Wednesday, April 23, 2008

The Most Offensive Tourist Traits

This is a very serious conversation. Pay attention.

When touring another country, state or city, it's proper etiquette to play by that destination's culture, rules and regulations. Yes, that means try and learn a few essential pieces of the language, read up on tipping manners, buy a map before you go, and above all, have a plan. I fully support the person who wants to backpack through Europe and explore the scenery -- but even that person has a plan. Pack one. It will be useful.

It's also a good idea to know the basic "vibe" of the place you're visiting. For example:

Savannah, GA, is a lovely little Southern town that is full of charm and charisma. The people are nice (some are a little strange) and everywhere you go in Savannah you'll be greeted with a smile.

In Tangier, Morocco, tourists are fresh bait. This is a poor country that thrives off the tourist dollar. It's to be expected that street peddlers and beggars will approach you. Please be kind - it's their way of life. You're a visitor - adjust.

If you're from the south and you're planning a vacation to the east coast, be prepared for a quick shift in pace. Cities like New York and Boston are fast, fast, fast and if you don't keep up you'll get lost in the crowd.

Today I was walking in the beautiful 80 degree weather to exchange some articles of clothing at lunch before heading back to the white walls of the office. On my way back to the office, I encountered many tourists. Most of whom, I believe, had no idea what city they were even in let alone what to do now that they're here. About an hour ago, my friend Heather called to tell me about a tourist group she was stuck behind -- they were all wearing animal balloon hats. That's so unfortunate. But it got me thinking - maybe it would be valuable to put together a list of the most offensive things tourists do so that readers can avoid doing these things on their next trip.

Here we go:

  • Do not wear animal balloon hats. It's embarrassing. You look like a fool. And no one who lives in the area thinks you're cool.
  • If you have a map of the area you're visiting, please review it before leaving the hotel. Standing on a street corner staring at a huge map is slightly distracting. Especially for the cab driver who is barreling down the street and can't see around the corner because your big map is blocking his view.
  • Walk with the crowd, not against the crowd. If everyone is walking clockwise, it's safe to assume there is a good reason for this.
  • When following the crowd, please do not stop dead in your tracks and have a debate with your travel buddy about who is the most famous person buried in the graveyard you're about to visit. The other people on the sidewalk likely have somewhere to be. If you're in a tougher city, like New York City, Boston, Washington, DC, etc., residents will have no problem walking right over you. Should that happen, it's your own fault for stopping. I warned you.
  • When traveling to a foreign country where a language other than your first language is spoken, please be patient. Once the person you're trying to communicate with realizes that you're a tourist, they will likely slow down and help you.
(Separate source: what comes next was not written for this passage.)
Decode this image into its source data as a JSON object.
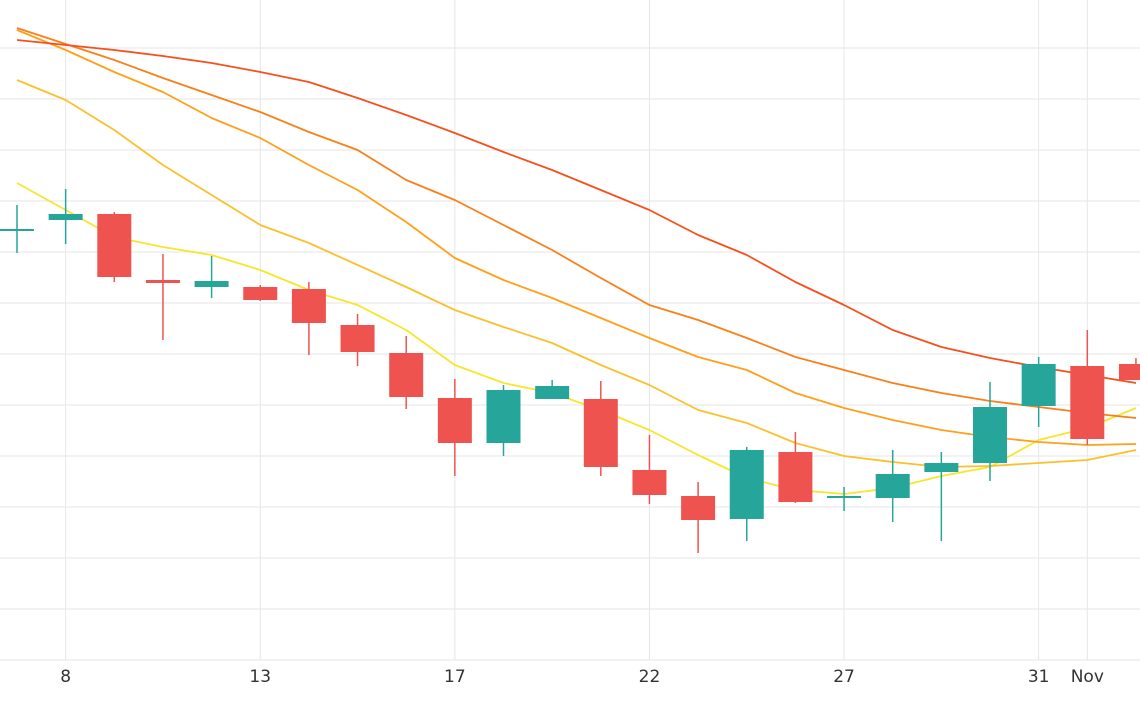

However, that does not mean you should slow down and speak in long syllables. "Wah-air is the baaath-roooom" is better understand when it's said properly. Rule of thumb: Better to make yourself out to look like a fool rather than the person you're requesting help from. You don't want to piss off a native of the area -- you don't know where you'll wind up.
  • There is no excuse for couples to wear matching outfits when on vacation. Ever.
  • If you're in a fast-paced city, pick up the pace! And vice-versa. If you're used to a fast-paced lifestyle and you're heading down south or to the Caribbean, relax...you'll have a better time and less people will try to offer you drugs to keep you calm.

That's it for now. I'm sure I'll encounter more tourist faux-paus on my walk home tonight. Let me know what I've missed and remember... if you're heading somewhere new, plan ahead!


Happy Travels

3 comments:

Anonymous said...

AMEN!

I would add, however, if you are travelling to a city with public transportation (e.g. the T, Subway, Metro, Tube, etc.) don't try to be cool and NOT hang on to anything. WE ALL HANG ON TO SOMETHING. IT IS HOW YOU RIDE THE T!

aaaaaand I'm spent.

Legally Brunette said...

Boston (specifically the area around my office where the Freedom Trail runs) has been overrun with tourists this month including school field trips, family vacations, AARP group tours, and foreign students on spring break. I'm so glad they are getting to enjoy my hometown BUT they challenge my patience when groups of twenty stop walking and block the ENTIRE sidewalk. By far the best behaved are the Boy Scouts who march single file so as to not block my way...wish I had as much admiration for their uniforms =)

Jane said...

If you are coming to Maine, bring a sweater and a pair of long pants. It gets cool even in the summer.